Letters to the Editor

Letters: Amnesty on fines at Lexington library

This book was checked out from the Lexington Public Library and returned this week, 50 years later, from Marietta, Ga.
This book was checked out from the Lexington Public Library and returned this week, 50 years later, from Marietta, Ga. Lexington Public Library

Library-fine amnesty

Thanks to reporter Cheryl Truman for the recent story about a long-overdue library book. It’s true that most libraries still charge fines for late items.

But we care more about you than about the fines you owe. The library is an amazing resource to which everyone should have access. You can check out books, media and even board games. You can use a computer, get wifi access, take a class or get help with your job search.

Here’s our offer: Lexington Public Library declares Sept. 16-30, 2018 as “Welcome Back Days.” Bring us all overdue library materials, no matter how old and we will welcome them (and you) with open arms and no fines.

If you have lost or damaged library materials, we’ll take it off your record. Now more than ever, the library is something we all need in our lives.

Ann Hammond

Executive director

Lexington Public Library

Value talent over degree

Columnist Tom Eblen’s hit piece on the vote taken by Gov. Matt Bevin’s reorganized Kentucky Education Professional Standards Board “to remove the decades-old rule that Kentucky public school teachers must earn a master’s degree” is conclusive evidence that Eblen has no understanding of the problems of public education.

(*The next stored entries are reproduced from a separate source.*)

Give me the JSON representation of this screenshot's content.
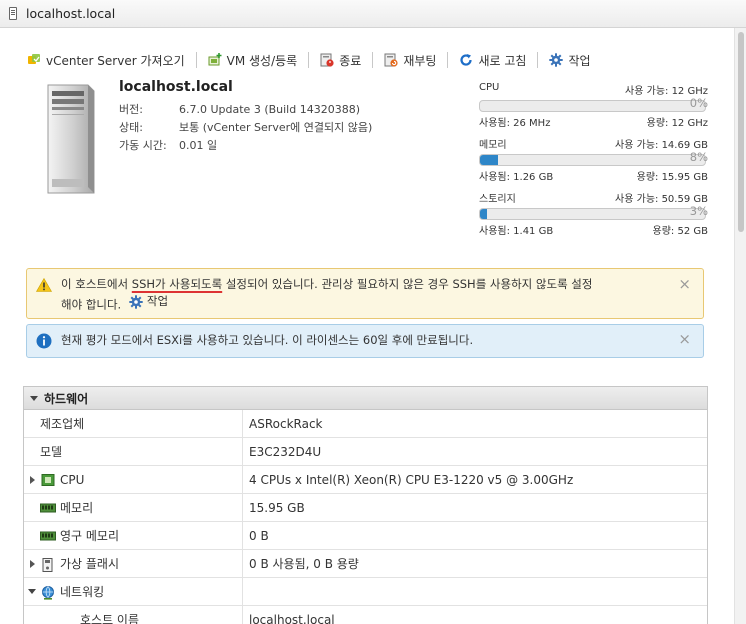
{
  "window": {
    "title": "localhost.local"
  },
  "toolbar": [
    {
      "label": "vCenter Server 가져오기",
      "icon": "vcenter-icon"
    },
    {
      "label": "VM 생성/등록",
      "icon": "create-vm-icon"
    },
    {
      "label": "종료",
      "icon": "shutdown-icon"
    },
    {
      "label": "재부팅",
      "icon": "reboot-icon"
    },
    {
      "label": "새로 고침",
      "icon": "refresh-icon"
    },
    {
      "label": "작업",
      "icon": "gear-icon"
    }
  ],
  "host": {
    "name": "localhost.local",
    "fields": [
      {
        "label": "버전:",
        "value": "6.7.0 Update 3 (Build 14320388)"
      },
      {
        "label": "상태:",
        "value": "보통 (vCenter Server에 연결되지 않음)"
      },
      {
        "label": "가동 시간:",
        "value": "0.01 일"
      }
    ]
  },
  "resources": [
    {
      "name": "CPU",
      "available": "사용 가능: 12 GHz",
      "percent_text": "0%",
      "percent": 0,
      "used": "사용됨: 26 MHz",
      "capacity": "용량: 12 GHz"
    },
    {
      "name": "메모리",
      "available": "사용 가능: 14.69 GB",
      "percent_text": "8%",
      "percent": 8,
      "used": "사용됨: 1.26 GB",
      "capacity": "용량: 15.95 GB"
    },
    {
      "name": "스토리지",
      "available": "사용 가능: 50.59 GB",
      "percent_text": "3%",
      "percent": 3,
      "used": "사용됨: 1.41 GB",
      "capacity": "용량: 52 GB"
    }
  ],
  "alerts": {
    "warning": {
      "pre": "이 호스트에서 ",
      "highlight": "SSH가 사용되도록",
      "post": " 설정되어 있습니다. 관리상 필요하지 않은 경우 SSH를 사용하지 않도록 설정",
      "line2": "해야 합니다.",
      "action": "작업",
      "close": "×"
    },
    "info": {
      "text": "현재 평가 모드에서 ESXi를 사용하고 있습니다. 이 라이센스는 60일 후에 만료됩니다.",
      "close": "×"
    }
  },
  "hardware": {
    "title": "하드웨어",
    "rows": [
      {
        "label": "제조업체",
        "value": "ASRockRack",
        "expandable": false,
        "expanded": false,
        "icon": ""
      },
      {
        "label": "모델",
        "value": "E3C232D4U",
        "expandable": false,
        "expanded": false,
        "icon": ""
      },
      {
        "label": "CPU",
        "value": "4 CPUs x Intel(R) Xeon(R) CPU E3-1220 v5 @ 3.00GHz",
        "expandable": true,
        "expanded": false,
        "icon": "cpu-icon"
      },
      {
        "label": "메모리",
        "value": "15.95 GB",
        "expandable": false,
        "expanded": false,
        "icon": "memory-icon"
      },
      {
        "label": "영구 메모리",
        "value": "0 B",
        "expandable": false,
        "expanded": false,
        "icon": "persistent-memory-icon"
      },
      {
        "label": "가상 플래시",
        "value": "0 B 사용됨, 0 B 용량",
        "expandable": true,
        "expanded": false,
        "icon": "virtual-flash-icon"
      },
      {
        "label": "네트워킹",
        "value": "",
        "expandable": true,
        "expanded": true,
        "icon": "networking-icon"
      },
      {
        "label": "호스트 이름",
        "value": "localhost.local",
        "expandable": false,
        "expanded": false,
        "icon": ""
      }
    ]
  },
  "colors": {
    "bar_fill": "#2e86c8",
    "warning_bg": "#fcf7e1",
    "info_bg": "#e1eff9",
    "ssh_underline": "#dd3333"
  }
}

He equates a master’s degree with a higher standard, and his commentary makes clear that he is not aware that Bevin is trying to do exactly what Eblen’s suggested motto for classrooms calls for: “God save Kentucky’s schools from politics.”

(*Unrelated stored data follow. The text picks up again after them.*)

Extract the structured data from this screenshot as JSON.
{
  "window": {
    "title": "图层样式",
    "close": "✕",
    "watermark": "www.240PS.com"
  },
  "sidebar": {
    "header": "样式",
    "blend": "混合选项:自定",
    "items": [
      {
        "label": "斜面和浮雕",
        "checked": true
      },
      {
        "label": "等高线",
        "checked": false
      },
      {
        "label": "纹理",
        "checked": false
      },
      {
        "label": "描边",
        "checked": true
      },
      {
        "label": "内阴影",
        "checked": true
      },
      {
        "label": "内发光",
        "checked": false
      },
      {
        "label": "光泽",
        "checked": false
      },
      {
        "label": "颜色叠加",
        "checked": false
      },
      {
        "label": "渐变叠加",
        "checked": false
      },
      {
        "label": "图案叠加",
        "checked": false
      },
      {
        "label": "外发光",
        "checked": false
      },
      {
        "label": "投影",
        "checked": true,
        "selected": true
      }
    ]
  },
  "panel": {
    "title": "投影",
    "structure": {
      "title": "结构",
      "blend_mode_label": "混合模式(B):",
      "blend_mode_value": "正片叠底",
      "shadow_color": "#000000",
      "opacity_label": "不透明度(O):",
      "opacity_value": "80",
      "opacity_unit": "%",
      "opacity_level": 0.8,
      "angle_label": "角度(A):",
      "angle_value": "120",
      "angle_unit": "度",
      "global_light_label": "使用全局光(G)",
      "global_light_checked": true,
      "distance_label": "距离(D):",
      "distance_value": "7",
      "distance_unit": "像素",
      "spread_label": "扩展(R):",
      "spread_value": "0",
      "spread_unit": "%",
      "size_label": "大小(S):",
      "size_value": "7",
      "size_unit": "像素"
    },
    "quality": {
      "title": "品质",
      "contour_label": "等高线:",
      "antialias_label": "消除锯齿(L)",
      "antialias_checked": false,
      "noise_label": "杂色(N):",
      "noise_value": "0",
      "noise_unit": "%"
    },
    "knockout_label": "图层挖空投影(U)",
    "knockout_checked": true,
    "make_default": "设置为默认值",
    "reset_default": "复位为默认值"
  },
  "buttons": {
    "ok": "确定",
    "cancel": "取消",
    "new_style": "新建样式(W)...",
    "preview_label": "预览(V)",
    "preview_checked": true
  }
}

But for the political activity of those who lead the teachers, the master’s degree requirement would never have been imposed. Teachers are born, not made. Requiring a master’s degree does not raise the standard; it simply erects a barrier. For those many who do not have the talent for teaching, it provides an artificial means to get a higher salary.

William A. Rice


Patriotism under attack

A recent column by retired professor Marty Solomon says that every day “another fragment of democracy is stolen from us.” Yet there is never a specifically defined loss. I read about and hear these accusations, but no one ever provides specifics.

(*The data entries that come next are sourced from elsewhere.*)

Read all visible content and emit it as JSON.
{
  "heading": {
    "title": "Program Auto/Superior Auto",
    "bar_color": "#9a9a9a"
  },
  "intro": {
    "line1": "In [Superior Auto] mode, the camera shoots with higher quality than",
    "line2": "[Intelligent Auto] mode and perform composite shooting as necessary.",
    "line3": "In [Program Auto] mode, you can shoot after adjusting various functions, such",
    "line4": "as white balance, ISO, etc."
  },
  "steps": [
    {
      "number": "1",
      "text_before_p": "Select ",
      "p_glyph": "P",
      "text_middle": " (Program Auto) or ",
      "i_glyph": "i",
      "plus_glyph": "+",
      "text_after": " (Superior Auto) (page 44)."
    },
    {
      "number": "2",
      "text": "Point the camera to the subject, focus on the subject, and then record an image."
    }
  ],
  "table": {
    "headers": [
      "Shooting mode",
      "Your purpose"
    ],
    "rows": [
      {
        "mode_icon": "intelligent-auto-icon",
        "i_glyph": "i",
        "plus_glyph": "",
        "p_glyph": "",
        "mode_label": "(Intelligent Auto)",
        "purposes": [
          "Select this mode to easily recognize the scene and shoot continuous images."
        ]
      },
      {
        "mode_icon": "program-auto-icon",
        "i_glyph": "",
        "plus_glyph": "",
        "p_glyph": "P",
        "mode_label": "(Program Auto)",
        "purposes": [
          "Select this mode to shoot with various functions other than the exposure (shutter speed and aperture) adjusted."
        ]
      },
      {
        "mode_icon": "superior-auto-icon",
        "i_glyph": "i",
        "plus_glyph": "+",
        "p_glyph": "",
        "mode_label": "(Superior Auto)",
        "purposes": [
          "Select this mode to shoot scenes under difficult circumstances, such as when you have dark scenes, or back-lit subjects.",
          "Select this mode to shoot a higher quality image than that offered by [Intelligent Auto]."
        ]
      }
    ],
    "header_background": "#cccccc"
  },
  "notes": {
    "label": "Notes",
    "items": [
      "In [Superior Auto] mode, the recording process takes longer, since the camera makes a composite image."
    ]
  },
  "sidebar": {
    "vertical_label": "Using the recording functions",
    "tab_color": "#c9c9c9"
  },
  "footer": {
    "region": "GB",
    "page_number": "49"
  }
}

Yes, Adolf Hitler was legally elected but his methods of taking over the news outlets were significantly different. Hitler’s repression was violent and swift. Newspapers were burned and opposition reporters were murdered.

Solomon gives President Donald Trump much more credit than he deserves. Trump wasn’t the first to make the accusation that President Barack Obama was born elsewhere.

When only a few large corporations own most of the news media, we have a serious credibility problem. Patriotism is not dead. But it is assaulted in the media every day.

Camille Haggard


Dangerous opinion

Is it illegal to incite outright revolution? A recent column by Mike Rivage-Seul, published in the Herald-Leader, did just that.

In the piece, Rivage-Seul offers suggestions on overhauling the Catholic Church. He is identified as a former Catholic priest, which may bolster his bonafides with a certain crowd, but taken with his anti-Catholic opinions appears intended to troll faithful Catholics.

Rivage-Seul’s baptism makes him a Catholic. But he seems to demand nothing of himself beyond that. He suggests a boycott of the church until it institutes a list of reforms. I welcome his boycotting the church until he decides to put himself inside the church. Then I would welcome him with open arms.

His views on the Catholic Church may only be of interest to himself and Catholics. His call to “work for outright revolution” must be of interest to our law enforcement.